Король сурово поглядел на приятеля.

– Причины их подозревать у меня нет, – сказал он, – это правда, ни в чём их до сих пор упрекать не могу, соглашаюсь, а, несмотря на это всё, чувствую в них рано или поздно моих врагов. Особенно воевода Волынский, философ и святоша, не нравится мне.

Смешная вещь, – добавил он через минуту, – я всегда опасался людей, что не пьют, весёлыми быть не умеют, свою добродетель как плащ на плечах носят. В Яблоновском я не вижу ничего ясно, замкнут для меня, ни на минуту не открылся передо мной.

– Но, – ответил нетерпеливо Флеминг, – есть разные натуры и темпераменты. Я по крайней мере в Яблоновском не опасаюсь предателя.

– Это республиканцы, – завершил король.

С тем же чувством отвращения воевода вернулся из замка. Чем дольше был с королём, тем большую чувствовал к нему антипатию.
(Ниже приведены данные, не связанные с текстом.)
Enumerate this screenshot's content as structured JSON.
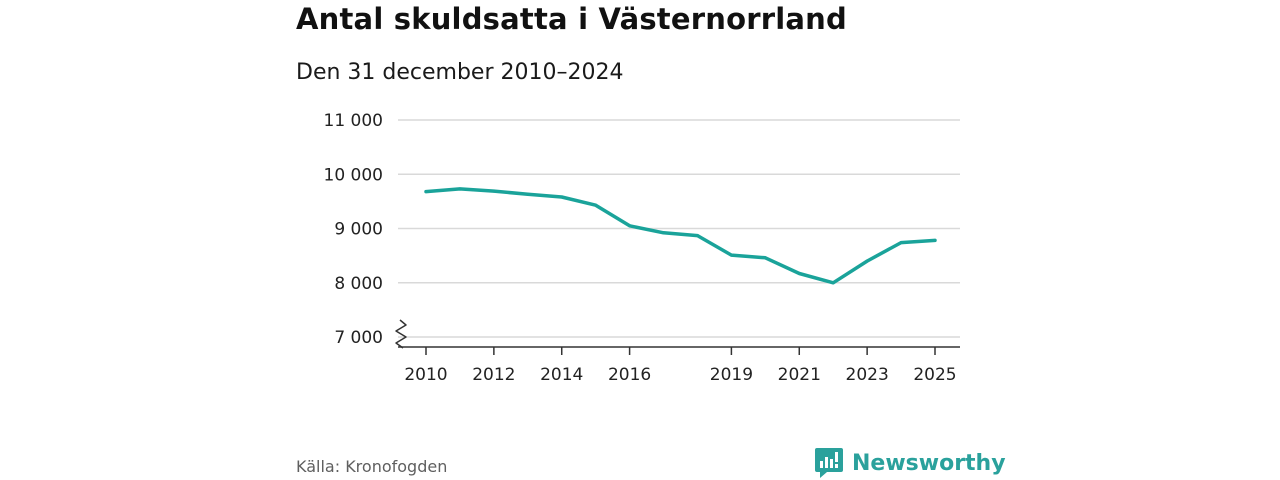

Уже на следующее утро начинались приготовления к коронационному сейму, которые всех поглотили. Значительная часть прибывших была испугана тем, что подписанные Пакта Конвента исчезли. Куда они подевались и как могли потеряться, было невозможно узнать, даже самая бдительная инквизиция не указала ясней, в чьи руки они перешли после подписания, и кто их потерял.

Не была это, однако, простая случайность, так это Денбский подавал. Догадывались о намерении что-то изменить в тех пунктах, которые могли быть неудобны королю.

Даже из сторонников Августа люди поднимали грозные голоса, чувствую, что этим молчанием принимали на себя часть вины за это. Король поначалу пренебрегал этим и, только заметив, что намечается буря, заявил, что в случае необходимости второй раз подпишет такое же слово.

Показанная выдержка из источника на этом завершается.